La crise des élites, le mécontentement violent à l’égard de la civilisation – la critique des “ intellectuels ”, de la rationalité, l’exaltation du sentiment – le type de personnel sélectionné dans les aventures coloniales et les guerres – aventuriers de tout poil, individus dont la structure  a été détruite par l’exercice répété des massacres – tout cela prépare cette alliance de la populace et de l’élite si caractéristique des mouvements totalitaires. Le mouvement totalitaire vise ni plus ni moins qu’à la transformation de la nature de l’homme, à créer un “ homme nouveau ”, par l’endoctrinement, mais aussi, dans le cas nazisme, par les méthodes de sélection du bétail.
    1. L’État et la terreur
Le système du parti unique ne résume pas le totalitarisme. Staline dut briser le vieux parti bolchevik pour mettre sur pied le parti totalitaire. Le régime totalitaire vise une accumulation de pouvoir illimitée. “ La lutte pour la domination totale de toute la population terrestre, l’élimination de toute réalité non totalitaire rivale, est inhérente aux régimes totalitaires eux-mêmes… ” À la différence des partis extrémistes classiques, socialistes révolutionnaires ou nationalistes, les mouvements totalitaires se radicalisent après la prise du pouvoir. La gestion de l’État et l’élimination de l’opposition permettent le déchaînement de la terreur. Les États totalitaires s’affranchissent de toute règle. Ils semblent être dans un état permanent d’anarchie.
La radicale nouveauté de l’État totalitaire fait éclater l’alternative entre régimes sans lois et régimes soumis à des lois. La terreur s’impose quand les hommes sont isolés c'est-à-dire quand ils ont rompu tout lien avec la vie politique et avec l’œuvre de construction d’un monde humain, quand ils sont réduits au rôle d’animal laborans dont la vie est exclusivement dirigée par les valeurs du travail. C’est ainsi que le totalitarisme est inséparable de la transformation radicale de la condition humaine dans le monde contemporain (voir, de Hannah Arendt, La Condition de l’homme moderne).
  1. L’enfer et la banalité du mal
    1. Le mal superficiel
Pour comprendre l’essence du phénomène totalitaire, on doit expliquer comment tous les ressors de la conscience  ordinaire peuvent être détruits.
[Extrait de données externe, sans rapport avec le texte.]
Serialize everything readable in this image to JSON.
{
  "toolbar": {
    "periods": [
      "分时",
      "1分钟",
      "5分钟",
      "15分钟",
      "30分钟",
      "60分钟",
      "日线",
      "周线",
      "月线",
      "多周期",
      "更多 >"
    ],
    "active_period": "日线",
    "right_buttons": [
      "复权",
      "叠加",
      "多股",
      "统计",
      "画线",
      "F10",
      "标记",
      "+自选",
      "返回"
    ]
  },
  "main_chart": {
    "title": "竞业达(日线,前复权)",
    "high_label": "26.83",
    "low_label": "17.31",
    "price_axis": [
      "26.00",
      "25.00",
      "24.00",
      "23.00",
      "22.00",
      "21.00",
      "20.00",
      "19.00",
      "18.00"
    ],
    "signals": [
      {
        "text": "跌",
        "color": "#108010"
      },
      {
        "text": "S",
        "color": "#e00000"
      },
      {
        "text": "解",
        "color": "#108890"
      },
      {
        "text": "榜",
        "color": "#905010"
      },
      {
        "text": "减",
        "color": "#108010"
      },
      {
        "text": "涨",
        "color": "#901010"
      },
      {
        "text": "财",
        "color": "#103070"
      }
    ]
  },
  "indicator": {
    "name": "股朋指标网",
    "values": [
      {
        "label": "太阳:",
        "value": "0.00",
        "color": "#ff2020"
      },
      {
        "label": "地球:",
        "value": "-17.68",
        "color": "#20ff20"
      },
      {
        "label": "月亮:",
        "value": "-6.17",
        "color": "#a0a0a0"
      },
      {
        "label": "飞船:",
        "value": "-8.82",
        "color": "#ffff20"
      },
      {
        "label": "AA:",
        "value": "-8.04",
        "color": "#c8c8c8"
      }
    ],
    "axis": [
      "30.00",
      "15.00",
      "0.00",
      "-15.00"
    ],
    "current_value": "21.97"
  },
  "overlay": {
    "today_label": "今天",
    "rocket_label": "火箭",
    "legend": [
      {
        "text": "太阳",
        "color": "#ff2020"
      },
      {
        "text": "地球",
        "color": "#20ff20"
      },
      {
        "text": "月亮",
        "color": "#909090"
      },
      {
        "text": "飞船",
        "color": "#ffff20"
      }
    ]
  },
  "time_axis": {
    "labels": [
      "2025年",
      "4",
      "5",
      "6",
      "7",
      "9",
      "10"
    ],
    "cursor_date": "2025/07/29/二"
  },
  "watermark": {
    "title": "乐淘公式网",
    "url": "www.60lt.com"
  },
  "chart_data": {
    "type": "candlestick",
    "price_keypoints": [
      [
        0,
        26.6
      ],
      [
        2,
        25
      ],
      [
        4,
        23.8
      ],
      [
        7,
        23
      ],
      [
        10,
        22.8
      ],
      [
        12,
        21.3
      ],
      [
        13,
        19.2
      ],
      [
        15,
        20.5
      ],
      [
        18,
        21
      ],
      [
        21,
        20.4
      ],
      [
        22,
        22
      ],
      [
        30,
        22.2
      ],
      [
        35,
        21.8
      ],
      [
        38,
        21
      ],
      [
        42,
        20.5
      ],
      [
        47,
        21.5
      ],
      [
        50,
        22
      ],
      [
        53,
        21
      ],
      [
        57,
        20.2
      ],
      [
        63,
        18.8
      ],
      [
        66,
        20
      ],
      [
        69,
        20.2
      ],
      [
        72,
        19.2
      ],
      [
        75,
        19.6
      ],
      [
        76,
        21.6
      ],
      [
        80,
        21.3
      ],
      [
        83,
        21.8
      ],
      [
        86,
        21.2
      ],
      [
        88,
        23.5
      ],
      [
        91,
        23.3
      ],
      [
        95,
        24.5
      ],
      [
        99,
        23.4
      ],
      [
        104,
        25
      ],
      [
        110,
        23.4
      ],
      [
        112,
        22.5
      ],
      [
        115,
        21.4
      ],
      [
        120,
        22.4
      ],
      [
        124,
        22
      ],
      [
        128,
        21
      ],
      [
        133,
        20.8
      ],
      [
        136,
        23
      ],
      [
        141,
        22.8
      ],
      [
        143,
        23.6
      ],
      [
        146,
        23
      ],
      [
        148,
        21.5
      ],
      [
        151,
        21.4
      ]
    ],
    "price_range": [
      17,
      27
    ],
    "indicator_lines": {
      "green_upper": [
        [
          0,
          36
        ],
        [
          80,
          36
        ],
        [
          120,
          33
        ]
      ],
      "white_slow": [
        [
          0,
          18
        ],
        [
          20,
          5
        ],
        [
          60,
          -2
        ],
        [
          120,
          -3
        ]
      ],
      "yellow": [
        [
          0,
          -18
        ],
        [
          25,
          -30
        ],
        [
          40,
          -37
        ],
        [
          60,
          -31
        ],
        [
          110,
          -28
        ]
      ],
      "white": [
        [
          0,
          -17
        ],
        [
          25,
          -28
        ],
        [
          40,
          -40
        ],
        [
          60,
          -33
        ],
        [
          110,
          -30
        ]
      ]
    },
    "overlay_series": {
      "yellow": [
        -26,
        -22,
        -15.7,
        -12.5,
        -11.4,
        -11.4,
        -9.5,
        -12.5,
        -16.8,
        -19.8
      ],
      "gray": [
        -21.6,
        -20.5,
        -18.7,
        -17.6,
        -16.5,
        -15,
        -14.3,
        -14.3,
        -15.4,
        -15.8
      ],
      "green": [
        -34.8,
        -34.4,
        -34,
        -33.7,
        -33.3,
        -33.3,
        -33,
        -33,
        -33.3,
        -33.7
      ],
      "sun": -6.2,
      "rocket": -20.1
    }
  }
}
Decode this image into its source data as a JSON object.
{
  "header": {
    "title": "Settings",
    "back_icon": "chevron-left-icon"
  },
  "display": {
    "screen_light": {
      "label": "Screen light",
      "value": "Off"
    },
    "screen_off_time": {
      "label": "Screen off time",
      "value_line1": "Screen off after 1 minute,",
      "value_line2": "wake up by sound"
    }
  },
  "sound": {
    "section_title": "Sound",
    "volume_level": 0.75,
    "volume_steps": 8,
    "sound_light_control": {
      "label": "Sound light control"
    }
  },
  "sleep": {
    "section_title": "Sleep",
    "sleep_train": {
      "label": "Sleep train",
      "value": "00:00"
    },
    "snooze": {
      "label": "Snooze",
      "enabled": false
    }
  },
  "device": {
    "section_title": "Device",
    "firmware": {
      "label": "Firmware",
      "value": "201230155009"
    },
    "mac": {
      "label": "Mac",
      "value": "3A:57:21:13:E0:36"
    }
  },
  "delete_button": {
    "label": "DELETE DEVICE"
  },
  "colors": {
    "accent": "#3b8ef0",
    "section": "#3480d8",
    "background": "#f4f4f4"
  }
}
Il s’agit aussi de bien cerner quel genre d’enfer les nazis ont construit, quelque chose qui n’a rien à voir avec les tueries de masse ou les folies destructrices qui ont maintes fois saisi l’humanité. L’analyse du “ cas ” Eichmann, criminel guerre nazi, capturé par les services secrets israéliens, jugé et pendu à Jérusalem en 1961, démontre comment l’homme ordinaire devient l’exécutant et l’organisateur de la “ solution finale ”. Revenant sur cette affaire dans l’introduction à La vie de l’esprit (son dernier ouvrage), Hannah Arendt écrit : “ Ce qui me frappait chez le coupable, c’était le manque de profondeur évident, et tel qu’on ne pouvait faire remontrer le mal incontestable qui organisait ses actes jusqu’au niveau plus profond des racines ou des motifs. Les actes étaient monstrueux, mais le responsable – tout au moins le responsable hautement efficace qu’on jugeait alors – était tout à fait ordinaire, comme tout le monde, ni démonique ni monstrueux. ” Eichmann n’était pas un fanatique nazi, ni un antisémite enragé, ni une brute inculte qui aurait obéi machinalement. Le trait véritablement frappant qui le caractérise est le “ manque de pensée ”. Non pas la stupidité, mais l’incapacité de penser, la propension à laisser sa vie se jouer comme une “ comédie macabre ” dont il répète le texte comme autant de clichés, de formules apprises par cœur.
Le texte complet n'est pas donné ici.